Saffron is used all over the world to flavour and colour foods from Spanish paella to French bouillabaisse to Arabic lamb and chicken dishes to Indian dessert sauces, as well as in many Swedish and Cornish recipes, but as it's such an expensive spice, it's important to get every bit of flavor out of it. This can be achieved by either toasting and powdering the threads or steeping the saffron ahead of time in hot water or broth.
Saffron's aroma is often described by connoisseurs as reminiscent of metallic honey with grassy or hay like notes, while its taste has been noted also as hay like, yet bitter. Saffron also contributes a luminous yellow orange colouring to foods. Because of the unusual taste and colouring it adds to foods, saffron is widely used in Arab, Central Asian, European, Indian, Iranian, and Moroccan cuisines.

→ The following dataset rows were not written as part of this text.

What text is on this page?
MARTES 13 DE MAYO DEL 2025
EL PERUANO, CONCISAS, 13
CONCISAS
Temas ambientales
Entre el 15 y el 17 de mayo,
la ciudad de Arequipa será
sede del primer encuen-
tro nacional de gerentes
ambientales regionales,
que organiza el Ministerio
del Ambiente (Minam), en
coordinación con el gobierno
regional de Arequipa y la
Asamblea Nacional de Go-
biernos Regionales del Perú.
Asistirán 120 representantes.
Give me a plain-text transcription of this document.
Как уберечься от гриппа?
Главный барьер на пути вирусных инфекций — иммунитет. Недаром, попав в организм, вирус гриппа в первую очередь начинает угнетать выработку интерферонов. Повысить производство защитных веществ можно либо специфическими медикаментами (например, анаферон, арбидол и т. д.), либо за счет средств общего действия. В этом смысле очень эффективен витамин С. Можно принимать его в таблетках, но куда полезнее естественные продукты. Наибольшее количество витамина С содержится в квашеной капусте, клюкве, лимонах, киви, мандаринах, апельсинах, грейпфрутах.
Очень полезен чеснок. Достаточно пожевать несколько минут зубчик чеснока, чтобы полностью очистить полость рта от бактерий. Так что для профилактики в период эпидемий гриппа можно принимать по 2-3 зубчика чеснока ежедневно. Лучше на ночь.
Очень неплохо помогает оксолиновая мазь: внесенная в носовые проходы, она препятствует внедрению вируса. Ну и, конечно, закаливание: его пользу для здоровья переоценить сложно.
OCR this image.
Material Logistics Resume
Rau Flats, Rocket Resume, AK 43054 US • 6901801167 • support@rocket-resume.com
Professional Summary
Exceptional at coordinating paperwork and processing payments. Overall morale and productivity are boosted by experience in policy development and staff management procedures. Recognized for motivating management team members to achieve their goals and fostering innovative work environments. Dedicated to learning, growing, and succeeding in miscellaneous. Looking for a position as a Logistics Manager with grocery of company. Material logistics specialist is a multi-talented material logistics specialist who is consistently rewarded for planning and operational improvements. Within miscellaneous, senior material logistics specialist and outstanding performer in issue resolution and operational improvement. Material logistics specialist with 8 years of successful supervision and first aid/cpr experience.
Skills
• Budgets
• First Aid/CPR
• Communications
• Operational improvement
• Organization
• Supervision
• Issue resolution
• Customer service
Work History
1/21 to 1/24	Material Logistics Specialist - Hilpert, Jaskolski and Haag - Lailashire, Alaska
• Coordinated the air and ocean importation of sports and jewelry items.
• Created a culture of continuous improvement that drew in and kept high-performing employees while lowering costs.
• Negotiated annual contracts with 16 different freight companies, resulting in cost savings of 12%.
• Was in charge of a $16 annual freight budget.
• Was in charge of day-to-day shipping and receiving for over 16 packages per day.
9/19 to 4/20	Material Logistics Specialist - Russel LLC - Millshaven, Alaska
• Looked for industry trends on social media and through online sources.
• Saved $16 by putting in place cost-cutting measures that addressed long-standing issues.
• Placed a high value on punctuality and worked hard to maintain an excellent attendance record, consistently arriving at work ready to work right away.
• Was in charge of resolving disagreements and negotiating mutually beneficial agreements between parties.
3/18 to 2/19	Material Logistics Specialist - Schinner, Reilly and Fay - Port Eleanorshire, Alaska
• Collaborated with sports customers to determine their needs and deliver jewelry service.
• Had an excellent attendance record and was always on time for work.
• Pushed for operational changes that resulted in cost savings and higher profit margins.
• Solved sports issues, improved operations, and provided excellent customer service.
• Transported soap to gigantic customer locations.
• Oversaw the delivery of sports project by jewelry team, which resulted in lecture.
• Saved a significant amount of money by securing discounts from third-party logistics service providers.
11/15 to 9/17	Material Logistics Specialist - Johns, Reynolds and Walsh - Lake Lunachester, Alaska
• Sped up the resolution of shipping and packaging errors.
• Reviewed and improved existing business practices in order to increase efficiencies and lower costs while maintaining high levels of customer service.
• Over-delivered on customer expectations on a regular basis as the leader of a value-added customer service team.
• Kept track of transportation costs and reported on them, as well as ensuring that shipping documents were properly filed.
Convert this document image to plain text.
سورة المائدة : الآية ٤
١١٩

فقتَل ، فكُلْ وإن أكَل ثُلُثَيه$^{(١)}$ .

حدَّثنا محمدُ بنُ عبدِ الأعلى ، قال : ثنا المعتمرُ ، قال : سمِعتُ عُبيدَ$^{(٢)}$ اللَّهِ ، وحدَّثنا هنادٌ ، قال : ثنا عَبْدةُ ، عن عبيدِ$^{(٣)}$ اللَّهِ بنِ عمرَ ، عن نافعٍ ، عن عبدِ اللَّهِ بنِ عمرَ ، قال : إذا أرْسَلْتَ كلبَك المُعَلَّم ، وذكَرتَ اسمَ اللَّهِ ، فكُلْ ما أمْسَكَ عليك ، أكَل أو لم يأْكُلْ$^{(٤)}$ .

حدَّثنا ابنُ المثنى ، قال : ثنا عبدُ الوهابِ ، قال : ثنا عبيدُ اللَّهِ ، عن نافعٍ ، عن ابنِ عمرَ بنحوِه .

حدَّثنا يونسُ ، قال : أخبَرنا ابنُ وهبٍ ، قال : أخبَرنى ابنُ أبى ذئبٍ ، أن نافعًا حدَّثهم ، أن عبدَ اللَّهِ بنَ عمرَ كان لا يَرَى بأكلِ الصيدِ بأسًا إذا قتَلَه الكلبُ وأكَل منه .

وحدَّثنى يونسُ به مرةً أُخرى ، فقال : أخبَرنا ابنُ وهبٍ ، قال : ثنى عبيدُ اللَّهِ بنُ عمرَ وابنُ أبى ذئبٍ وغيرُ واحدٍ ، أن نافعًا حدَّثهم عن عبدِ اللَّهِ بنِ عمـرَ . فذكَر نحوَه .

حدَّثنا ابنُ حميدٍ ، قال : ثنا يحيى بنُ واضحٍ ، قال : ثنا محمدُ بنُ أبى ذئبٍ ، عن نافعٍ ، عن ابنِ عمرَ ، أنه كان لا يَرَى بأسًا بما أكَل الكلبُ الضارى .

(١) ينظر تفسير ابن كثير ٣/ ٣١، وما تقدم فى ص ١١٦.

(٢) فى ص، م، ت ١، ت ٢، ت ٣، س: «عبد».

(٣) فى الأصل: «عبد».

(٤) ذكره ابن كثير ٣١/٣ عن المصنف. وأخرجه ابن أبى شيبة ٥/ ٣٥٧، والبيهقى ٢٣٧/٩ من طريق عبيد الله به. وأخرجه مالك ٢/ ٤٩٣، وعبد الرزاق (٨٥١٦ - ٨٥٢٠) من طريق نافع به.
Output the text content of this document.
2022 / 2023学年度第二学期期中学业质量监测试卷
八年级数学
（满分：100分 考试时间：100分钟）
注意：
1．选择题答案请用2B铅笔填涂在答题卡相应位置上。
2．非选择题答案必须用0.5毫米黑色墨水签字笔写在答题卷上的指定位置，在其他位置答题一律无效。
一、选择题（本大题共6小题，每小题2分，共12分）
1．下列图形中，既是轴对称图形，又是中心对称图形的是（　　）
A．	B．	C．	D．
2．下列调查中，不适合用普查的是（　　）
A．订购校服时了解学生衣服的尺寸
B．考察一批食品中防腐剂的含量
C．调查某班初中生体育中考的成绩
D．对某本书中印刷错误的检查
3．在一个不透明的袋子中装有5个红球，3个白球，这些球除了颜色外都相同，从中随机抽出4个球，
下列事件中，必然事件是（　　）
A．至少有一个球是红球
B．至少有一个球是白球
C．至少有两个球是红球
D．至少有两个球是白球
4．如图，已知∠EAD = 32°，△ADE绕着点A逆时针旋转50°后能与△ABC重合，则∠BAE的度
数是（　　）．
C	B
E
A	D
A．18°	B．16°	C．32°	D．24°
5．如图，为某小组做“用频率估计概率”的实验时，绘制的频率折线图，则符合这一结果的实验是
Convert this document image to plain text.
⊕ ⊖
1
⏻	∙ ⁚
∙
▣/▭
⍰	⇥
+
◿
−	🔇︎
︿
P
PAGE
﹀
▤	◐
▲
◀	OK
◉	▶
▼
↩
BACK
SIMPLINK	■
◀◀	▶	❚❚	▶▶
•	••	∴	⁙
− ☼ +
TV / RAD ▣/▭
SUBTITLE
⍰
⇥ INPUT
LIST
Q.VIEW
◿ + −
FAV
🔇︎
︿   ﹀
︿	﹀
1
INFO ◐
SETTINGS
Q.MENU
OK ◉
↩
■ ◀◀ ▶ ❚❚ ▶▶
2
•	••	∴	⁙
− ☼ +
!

Saffron is a native of Southern Europe. It was known to the ancient Greeks and Romans. This herb is now cultivated in Mediterranean countries, particularly in Spain, and also in Austria, France, Greece, England, Turkey, Persia, India and China. The La Macha belt of Spain is the largest producer of saffron in the world and contributes 80-90% of the world saffron production. In India the cultivation of saffron is confined to Pampore and Kistwar areas of Jammu and Kashmir, extending to nearly 4000 acres.
Ancient Greeks and Romans scattered Saffron to perfume public baths. The 13th century Crusaders brought Saffron from Asia to Europe, where it was used as a dye and condiment. In Asia, Saffron was a symbol of hospitality. In India, people used Saffron to mark themselves as members of a wealthy caste.